Yes maybe i should not use a RAID. The reason i wanted to use a snapraid in the first place is, that i wanted to restore my data of a parity drive. Of course a RAID is never a backup (My backup is on external hard drives) but it is still nice that i could do it if necessary, because it takes so long time to transfer 10Tb of data. But maybe as long as i still use this setup until i upgrade it in a few months, i should use just mergerfs without snapraid. But i would a pain to now delete the raid and just keep the data with mergerfs, and later with the new board create a raid again and move the data from the backup drives.

To 3.
Thanks I will. I am using the “USB bridge” from allnetchina in that set, so I think they should not have usb cable diameter issues?

To 4.
Yes i will do. I did reinstall OMV and my whole setup about 15 times already, but it all sticks to this point with the HAT.

1: is raid reassembling itself after failure? maybe mdadm needs some tweaks to find needed disks
2: usb is just not designed for raid and problematic, it’s know fact and omv don’t recommend using it for raid because of constant problems with it
3: even with that rough connector there is still an issue that can cause such effects. Whole things vibrate and may cause some electical problems - try from time to time to push it hard into case - if You feel any move then it’s slowly moving back
4: for that I meant you can sometimes detect some issue, reboot, repair. RAID repair may take seconds or hours

I have some news.

I now took the hard drives out of the snapraid cluster and wiped the parity drive. The other 3 of the drives are in a mergerfs cluster. The previously parity drive is mounted but out of the mergerfs cluster.

The machine is now somewhat reliable. It is stable for around one day (as before) and after reboot or crashes it reconnects all hard drives reliable until they are back online. That is at least some good news. But after around one day the system still reboots or reloads because a drive was missing (I believe). But every connector is pushed in tho the limit, nothing loose in the case.

I am skipping through dmesg and journalctl -xe but i am to less of a pro to spot something what is causing the problem or what OMV pushes to reboot. Above with a drives missing is just a guess but i don’t know.

How You power up it? Maybe here is some issue?
Also big temperature does not help

I power it up over the HAT with a 90W power supply. Temperatures are at low 40s. So should be no problem

Which revision is Yours? 1.1 uses usb-pd and 1.2 has 12V barrel plug.
Temperature and power is always something to consider when talking about stability. I wonder how You managed to get 40°C? Mine at idle is 50.1°C now :confused:

Sorry for the late reply,
if so then i use the revision 1.2 because i have the version with the 12 barrel plug.
I am just now doing tests and for now (1 day) it is running stable. I had a big problem with portainer which took me a while and a lot of forum talk to solve. But now since portainer is fresh, it somehow (until now) runs smooth.
Until i upgrade my system i wanted to make my system stable again so i removed the snapraid and just use mergerfs. Hopefully nothing breaks.

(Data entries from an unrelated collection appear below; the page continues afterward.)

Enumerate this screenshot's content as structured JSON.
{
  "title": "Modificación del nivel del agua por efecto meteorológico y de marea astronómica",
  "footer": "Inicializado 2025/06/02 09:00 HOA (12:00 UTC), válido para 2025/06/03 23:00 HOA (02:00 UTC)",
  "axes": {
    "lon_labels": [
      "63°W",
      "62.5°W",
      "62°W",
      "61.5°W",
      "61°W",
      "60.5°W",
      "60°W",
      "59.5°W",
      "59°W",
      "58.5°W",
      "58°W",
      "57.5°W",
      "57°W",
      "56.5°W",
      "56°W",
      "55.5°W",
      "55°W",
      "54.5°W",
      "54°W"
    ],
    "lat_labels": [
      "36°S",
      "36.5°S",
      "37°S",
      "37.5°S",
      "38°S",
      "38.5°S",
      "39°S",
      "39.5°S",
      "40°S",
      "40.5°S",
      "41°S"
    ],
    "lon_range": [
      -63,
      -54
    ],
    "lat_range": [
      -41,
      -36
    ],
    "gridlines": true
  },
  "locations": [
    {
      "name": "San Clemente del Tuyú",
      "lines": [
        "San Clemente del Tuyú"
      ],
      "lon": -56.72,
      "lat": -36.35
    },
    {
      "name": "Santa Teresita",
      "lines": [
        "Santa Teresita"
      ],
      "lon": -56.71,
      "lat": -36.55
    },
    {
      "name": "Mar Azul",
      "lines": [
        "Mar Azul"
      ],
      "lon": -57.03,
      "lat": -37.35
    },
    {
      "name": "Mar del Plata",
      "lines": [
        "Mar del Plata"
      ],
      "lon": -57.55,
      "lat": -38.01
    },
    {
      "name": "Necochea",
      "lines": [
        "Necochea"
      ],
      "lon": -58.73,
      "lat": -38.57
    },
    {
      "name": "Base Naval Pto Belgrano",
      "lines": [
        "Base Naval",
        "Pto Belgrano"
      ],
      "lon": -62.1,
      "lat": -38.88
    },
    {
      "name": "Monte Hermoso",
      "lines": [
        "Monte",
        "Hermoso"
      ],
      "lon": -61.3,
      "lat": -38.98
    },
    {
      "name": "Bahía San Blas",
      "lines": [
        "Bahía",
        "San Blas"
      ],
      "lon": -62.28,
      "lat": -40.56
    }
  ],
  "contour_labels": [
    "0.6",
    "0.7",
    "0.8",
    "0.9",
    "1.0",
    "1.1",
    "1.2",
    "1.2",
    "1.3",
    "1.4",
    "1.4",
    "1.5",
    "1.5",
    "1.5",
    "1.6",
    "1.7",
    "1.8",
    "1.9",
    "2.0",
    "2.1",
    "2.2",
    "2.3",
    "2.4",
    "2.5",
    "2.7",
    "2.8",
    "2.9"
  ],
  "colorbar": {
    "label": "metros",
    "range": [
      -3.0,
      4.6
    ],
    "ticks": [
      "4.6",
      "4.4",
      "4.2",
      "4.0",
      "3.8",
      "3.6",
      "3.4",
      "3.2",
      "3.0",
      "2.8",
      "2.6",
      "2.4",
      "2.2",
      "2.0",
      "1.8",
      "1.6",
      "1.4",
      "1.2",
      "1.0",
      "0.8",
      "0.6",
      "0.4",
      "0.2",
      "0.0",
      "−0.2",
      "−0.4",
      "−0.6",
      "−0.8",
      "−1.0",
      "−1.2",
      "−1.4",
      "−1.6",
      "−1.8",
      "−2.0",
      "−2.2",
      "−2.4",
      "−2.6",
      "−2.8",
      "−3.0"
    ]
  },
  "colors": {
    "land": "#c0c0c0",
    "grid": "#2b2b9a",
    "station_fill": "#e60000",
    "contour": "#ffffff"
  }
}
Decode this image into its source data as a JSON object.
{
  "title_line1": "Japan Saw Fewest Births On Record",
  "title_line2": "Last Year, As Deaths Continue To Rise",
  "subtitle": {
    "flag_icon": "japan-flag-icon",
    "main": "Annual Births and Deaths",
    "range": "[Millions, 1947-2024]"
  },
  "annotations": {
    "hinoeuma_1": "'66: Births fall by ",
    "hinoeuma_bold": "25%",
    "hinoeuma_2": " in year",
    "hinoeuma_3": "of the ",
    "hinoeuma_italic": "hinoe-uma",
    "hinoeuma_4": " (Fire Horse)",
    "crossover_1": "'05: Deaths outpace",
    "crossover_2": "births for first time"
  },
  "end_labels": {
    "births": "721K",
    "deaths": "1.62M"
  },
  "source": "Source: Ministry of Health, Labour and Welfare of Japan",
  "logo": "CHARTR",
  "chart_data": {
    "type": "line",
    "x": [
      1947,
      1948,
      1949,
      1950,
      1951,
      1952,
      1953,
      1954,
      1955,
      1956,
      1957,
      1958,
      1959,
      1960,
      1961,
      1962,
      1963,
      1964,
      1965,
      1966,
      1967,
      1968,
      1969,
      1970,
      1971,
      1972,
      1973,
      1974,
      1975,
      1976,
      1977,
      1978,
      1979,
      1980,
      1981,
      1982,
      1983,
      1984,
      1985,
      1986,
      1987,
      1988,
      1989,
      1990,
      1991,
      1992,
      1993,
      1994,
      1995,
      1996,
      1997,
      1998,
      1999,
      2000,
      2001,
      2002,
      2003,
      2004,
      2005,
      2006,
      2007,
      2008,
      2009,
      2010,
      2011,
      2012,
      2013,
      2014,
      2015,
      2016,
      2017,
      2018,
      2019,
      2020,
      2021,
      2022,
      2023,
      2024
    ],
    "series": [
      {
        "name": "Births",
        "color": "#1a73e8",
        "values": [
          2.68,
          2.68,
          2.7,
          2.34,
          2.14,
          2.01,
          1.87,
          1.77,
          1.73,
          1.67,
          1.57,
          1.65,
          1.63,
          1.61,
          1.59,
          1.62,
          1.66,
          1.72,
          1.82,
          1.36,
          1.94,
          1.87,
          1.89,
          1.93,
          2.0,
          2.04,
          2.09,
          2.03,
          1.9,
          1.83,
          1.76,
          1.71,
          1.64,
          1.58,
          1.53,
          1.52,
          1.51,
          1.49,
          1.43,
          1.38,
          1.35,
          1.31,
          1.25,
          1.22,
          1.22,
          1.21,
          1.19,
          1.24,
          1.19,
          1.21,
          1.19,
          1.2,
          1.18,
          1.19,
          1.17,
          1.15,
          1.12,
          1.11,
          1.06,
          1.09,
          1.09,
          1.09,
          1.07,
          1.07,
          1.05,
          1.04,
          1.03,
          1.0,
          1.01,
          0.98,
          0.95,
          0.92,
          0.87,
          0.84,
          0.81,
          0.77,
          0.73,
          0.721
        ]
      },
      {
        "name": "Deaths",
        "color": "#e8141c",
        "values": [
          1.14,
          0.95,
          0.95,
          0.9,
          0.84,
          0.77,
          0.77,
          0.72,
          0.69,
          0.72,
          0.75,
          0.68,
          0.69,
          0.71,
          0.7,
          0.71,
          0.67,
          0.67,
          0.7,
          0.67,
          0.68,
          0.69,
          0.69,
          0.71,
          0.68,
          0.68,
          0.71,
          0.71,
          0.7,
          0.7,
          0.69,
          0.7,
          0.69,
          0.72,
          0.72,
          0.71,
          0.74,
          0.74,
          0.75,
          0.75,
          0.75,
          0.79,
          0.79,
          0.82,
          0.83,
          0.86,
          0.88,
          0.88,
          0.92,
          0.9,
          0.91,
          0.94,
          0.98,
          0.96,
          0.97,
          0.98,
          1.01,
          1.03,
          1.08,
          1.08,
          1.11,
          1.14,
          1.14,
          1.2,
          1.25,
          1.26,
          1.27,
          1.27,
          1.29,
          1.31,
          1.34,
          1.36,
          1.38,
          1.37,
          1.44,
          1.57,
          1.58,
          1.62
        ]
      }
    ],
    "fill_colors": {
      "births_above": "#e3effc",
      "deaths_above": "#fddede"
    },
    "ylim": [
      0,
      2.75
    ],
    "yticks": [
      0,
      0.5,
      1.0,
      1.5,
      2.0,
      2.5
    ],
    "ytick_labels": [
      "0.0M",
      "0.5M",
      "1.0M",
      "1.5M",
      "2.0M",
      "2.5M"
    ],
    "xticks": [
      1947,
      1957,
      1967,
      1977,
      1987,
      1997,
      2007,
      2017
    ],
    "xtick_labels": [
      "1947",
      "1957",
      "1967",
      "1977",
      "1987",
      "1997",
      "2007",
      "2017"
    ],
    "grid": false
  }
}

I get so low temeratures because i have a small fan cooler on top of the raspberry pi but in between the HAT and the PI (very small) but it only keeps the temps on 55°C on high load.
In addition to that i build a small case for the pi and the hard drives and have a noctua fan on each side of the case for constant airflow (smiliar to a server). The fans run at i believe the minimum rpm they offer (300) and are dead silent. I use a noctua fan controller to manually power and set the fan speed to a low rpm.
With that little bit of airflow the PI and my hard drives run on cool temperatures.

For now the case door is only hold with tape strips because i have to open it when i have to get to the hardware.

1 Like

ok, You added big case with even bigger cooling, that changes a lot for temperatures. Original case with its cooling that is rather weak and noisy gives about 50°C and up to 70°C when used. I’m looking for some changes to my design using some turbine fans, that should increase airflow and gain few degrees, but more important - less noise when used.